中華麺の老舗フランチャイズが幕を閉じた本当の理由

 変われなかった中小企業は潰れた時、周囲から「最低賃金を引き上げたせいだ!」とか「コロナ禍のあおりをモロに受けた!」なんていろいろなことを言われる。しかし、原因をしっかりと分析してみると、単なる「自然淘汰」だった、ということがよくある。

 それを象徴するような企業倒産がつい最近あった。

 中華麺の製造販売を主体に、ラーメン店「元祖札幌や」のフランチャイズ展開も行っていた南京軒食品(東京都品川区)だ。創業1914年。従業員は57人、埼玉に工場を持つこの中小企業は、個人経営のラーメン店を多く取引先として麺を卸していたという。そんな南京軒食品が4月21日、東京地裁へ民事再生法の適用を申請した。

 これを受けてメディアは『コロナで相次ぐ「ラーメン店」倒産。老舗フランチャイズが100年の歴史に幕』(日刊工業新聞7月31日)という感じで報じ、いかにもコロナが悪いと匂わせているが、実は南京軒食品は17年2月期から19年2月期まで3期連続で減収、当期損益も3期連続で赤字となっていた。

 残念ながら、コロナ禍の前から既にビジネスモデルが破綻していたのだ。

 なぜこうなってしまったのかというと「時代による淘汰」も大きい。「全国製麺協同組合連合会の活動」(平成24年度)を見ると、生めん類の生産量の推移は、平成7年の約72万トンをピークに下降して、平成23年には約54万トンまで落ち込んでおり、「市場が伸び悩むなかでの競争激化による淘汰が進行している」とはっきりと書かれている。そして、その淘汰の中でも減少傾向にあるのは中小工場。そう、南京軒食品がそれにあたる。

 これに拍車をかけたのが、「自家製麺ブーム」だ。ラーメン好きの方ならばおわかりだろうが、最近の個人経営のラーメン店は店内に製麺機を置き、自家製麺を使用しているところが多い。かつてはラーメン屋はスープで勝負していたが、この10年ほどで「自家製麺」に力を入れるようにもなった。この取引先側の大きな意識変化が、中小の製麺製造販売店の経営に打撃にならないわけがないのだ。
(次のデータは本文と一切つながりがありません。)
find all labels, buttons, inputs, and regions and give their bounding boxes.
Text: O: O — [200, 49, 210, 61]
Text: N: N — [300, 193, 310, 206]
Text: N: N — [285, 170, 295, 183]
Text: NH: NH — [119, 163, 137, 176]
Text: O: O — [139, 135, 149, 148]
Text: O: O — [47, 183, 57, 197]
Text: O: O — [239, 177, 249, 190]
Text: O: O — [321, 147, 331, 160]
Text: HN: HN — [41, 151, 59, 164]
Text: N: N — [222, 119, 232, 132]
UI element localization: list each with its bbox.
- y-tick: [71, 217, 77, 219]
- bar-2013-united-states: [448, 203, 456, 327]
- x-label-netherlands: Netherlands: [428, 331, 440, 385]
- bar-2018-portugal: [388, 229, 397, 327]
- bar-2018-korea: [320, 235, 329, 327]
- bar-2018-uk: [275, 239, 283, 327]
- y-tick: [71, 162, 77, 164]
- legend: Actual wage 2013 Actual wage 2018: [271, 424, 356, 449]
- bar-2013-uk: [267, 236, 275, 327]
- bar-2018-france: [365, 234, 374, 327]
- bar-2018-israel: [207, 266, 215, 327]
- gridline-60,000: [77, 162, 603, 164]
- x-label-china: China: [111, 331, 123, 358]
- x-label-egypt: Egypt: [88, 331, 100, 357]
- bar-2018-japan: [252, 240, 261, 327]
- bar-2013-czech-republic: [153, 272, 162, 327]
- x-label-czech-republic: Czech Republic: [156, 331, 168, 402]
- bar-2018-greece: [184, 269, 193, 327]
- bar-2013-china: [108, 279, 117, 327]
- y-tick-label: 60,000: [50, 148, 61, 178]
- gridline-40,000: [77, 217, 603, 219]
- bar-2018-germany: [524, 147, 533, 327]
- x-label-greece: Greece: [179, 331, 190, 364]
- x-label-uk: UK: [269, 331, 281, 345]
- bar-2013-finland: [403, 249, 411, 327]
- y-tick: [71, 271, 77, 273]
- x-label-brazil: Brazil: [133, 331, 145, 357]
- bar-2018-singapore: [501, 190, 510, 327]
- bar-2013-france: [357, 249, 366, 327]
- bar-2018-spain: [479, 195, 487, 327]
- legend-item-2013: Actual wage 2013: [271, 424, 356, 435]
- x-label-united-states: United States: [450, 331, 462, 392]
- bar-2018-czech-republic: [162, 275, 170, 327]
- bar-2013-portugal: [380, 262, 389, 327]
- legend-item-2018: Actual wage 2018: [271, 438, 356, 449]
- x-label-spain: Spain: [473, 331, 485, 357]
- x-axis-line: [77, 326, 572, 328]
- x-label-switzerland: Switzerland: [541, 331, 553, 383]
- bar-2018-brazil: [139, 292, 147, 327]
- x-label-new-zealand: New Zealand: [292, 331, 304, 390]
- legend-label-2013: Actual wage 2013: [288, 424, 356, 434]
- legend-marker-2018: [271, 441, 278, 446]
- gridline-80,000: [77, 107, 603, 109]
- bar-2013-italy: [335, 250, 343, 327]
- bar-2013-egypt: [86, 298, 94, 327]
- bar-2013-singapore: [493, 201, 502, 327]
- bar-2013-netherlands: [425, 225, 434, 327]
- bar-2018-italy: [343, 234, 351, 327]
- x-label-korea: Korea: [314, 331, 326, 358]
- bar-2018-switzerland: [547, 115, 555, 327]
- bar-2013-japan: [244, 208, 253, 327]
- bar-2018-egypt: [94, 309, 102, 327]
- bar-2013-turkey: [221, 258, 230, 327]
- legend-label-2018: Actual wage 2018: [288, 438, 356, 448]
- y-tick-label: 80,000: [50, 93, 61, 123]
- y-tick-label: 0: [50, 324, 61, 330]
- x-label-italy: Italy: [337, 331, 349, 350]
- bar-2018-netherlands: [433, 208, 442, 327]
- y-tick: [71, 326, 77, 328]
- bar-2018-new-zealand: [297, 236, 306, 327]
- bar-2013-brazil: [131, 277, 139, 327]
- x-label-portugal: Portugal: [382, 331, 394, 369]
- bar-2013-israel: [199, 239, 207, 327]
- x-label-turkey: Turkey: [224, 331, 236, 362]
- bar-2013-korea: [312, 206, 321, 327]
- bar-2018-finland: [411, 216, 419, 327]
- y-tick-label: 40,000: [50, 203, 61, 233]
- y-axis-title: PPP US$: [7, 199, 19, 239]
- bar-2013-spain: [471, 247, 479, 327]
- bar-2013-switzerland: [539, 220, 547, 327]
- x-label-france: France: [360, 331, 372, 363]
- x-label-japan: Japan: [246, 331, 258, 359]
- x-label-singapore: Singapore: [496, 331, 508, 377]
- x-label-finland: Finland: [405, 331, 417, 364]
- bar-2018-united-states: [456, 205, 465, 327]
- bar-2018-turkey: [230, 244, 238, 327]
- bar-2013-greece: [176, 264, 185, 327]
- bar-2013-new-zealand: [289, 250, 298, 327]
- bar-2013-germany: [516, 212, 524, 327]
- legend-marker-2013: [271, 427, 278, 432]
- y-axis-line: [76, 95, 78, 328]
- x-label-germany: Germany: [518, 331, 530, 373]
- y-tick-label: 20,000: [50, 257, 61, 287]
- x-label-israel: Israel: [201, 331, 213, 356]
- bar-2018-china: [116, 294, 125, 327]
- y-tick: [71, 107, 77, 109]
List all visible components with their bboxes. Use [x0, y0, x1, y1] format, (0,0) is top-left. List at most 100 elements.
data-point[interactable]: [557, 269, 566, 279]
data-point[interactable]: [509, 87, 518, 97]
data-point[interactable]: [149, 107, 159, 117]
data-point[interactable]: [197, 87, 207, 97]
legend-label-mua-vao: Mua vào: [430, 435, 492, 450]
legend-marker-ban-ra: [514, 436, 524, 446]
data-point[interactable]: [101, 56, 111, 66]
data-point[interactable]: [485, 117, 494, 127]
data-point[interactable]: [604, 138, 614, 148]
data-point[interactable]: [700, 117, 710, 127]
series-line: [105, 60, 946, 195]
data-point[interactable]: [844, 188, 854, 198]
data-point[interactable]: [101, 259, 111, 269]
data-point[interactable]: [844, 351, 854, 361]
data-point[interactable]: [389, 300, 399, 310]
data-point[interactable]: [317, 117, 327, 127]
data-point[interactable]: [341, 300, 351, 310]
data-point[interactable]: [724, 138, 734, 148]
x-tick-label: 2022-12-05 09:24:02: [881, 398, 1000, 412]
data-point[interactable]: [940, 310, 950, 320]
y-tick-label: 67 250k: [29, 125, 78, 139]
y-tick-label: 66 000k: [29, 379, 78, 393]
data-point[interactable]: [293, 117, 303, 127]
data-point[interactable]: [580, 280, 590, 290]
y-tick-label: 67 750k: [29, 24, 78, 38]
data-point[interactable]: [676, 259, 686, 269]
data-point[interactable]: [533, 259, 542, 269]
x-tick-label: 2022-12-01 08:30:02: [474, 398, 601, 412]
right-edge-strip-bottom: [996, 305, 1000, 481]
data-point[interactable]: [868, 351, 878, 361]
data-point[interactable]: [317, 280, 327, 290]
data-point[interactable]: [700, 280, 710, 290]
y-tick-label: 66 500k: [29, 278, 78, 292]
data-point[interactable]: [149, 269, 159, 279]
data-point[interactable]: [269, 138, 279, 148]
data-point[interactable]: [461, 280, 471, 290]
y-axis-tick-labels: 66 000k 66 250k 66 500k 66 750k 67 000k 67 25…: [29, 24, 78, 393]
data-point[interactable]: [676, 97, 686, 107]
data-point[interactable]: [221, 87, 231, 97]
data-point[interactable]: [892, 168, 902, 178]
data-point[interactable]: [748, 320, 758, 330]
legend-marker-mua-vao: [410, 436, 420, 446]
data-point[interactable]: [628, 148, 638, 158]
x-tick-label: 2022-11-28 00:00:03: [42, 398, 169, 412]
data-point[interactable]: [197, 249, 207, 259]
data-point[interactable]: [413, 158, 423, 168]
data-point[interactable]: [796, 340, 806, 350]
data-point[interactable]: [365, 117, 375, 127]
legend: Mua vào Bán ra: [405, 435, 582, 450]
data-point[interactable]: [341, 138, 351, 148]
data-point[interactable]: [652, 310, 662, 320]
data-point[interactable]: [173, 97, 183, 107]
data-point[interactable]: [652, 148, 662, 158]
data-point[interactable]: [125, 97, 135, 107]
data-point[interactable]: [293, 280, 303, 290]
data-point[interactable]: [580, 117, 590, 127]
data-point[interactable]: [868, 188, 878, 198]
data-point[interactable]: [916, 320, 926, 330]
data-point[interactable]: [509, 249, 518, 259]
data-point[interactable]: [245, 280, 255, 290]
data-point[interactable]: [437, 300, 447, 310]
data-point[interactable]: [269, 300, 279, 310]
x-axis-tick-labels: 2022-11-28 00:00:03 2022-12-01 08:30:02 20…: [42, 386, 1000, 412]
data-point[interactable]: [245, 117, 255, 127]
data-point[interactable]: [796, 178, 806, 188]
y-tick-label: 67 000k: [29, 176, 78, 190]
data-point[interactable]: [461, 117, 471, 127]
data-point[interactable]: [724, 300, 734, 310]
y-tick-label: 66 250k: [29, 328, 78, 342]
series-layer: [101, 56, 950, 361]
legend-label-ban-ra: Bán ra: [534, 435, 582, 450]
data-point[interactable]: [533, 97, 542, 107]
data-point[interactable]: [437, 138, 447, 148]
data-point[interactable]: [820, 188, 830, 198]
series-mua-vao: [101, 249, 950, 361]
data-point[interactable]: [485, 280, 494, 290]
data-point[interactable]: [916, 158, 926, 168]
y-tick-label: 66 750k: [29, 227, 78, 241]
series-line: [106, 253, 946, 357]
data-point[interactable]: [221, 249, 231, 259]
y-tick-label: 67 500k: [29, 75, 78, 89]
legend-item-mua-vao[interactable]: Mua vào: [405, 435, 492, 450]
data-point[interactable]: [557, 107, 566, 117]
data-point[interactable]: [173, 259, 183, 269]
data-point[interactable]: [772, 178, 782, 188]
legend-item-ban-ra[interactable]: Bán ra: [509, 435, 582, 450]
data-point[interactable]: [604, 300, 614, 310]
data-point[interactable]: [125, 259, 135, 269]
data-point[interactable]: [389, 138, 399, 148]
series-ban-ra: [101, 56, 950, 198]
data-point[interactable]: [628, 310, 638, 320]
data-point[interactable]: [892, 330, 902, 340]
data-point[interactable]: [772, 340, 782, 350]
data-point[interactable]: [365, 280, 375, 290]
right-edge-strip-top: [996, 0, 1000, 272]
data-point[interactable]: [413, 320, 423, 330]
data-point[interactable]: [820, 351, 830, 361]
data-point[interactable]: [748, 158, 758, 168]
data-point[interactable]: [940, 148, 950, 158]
 一見すると、南京軒食品の100年の歴史に幕を下ろしたのは「コロナ」のように映る。しかし、実際は10年前から指摘されていた「競争激化による淘汰」と「自家製麺ブーム」という時代の変化に対して「業態転換」で対応できなかったということが大きいのだ。

 それはつまり、「最低賃金も払えない」「業態転換もできない」という中小企業は残念ながら、南京軒食品と同じ道をたどってしまうということだ。

 だからこそ、生き残るために「業態転換」にチャレンジをしていただきたいのだ。

 もしそれでもなお業態を換えたくない、かといって時給930円も払えないという経営者の方は不本意かもしれないが、潔く会社をたたんでいただいた方がいいかもしれない。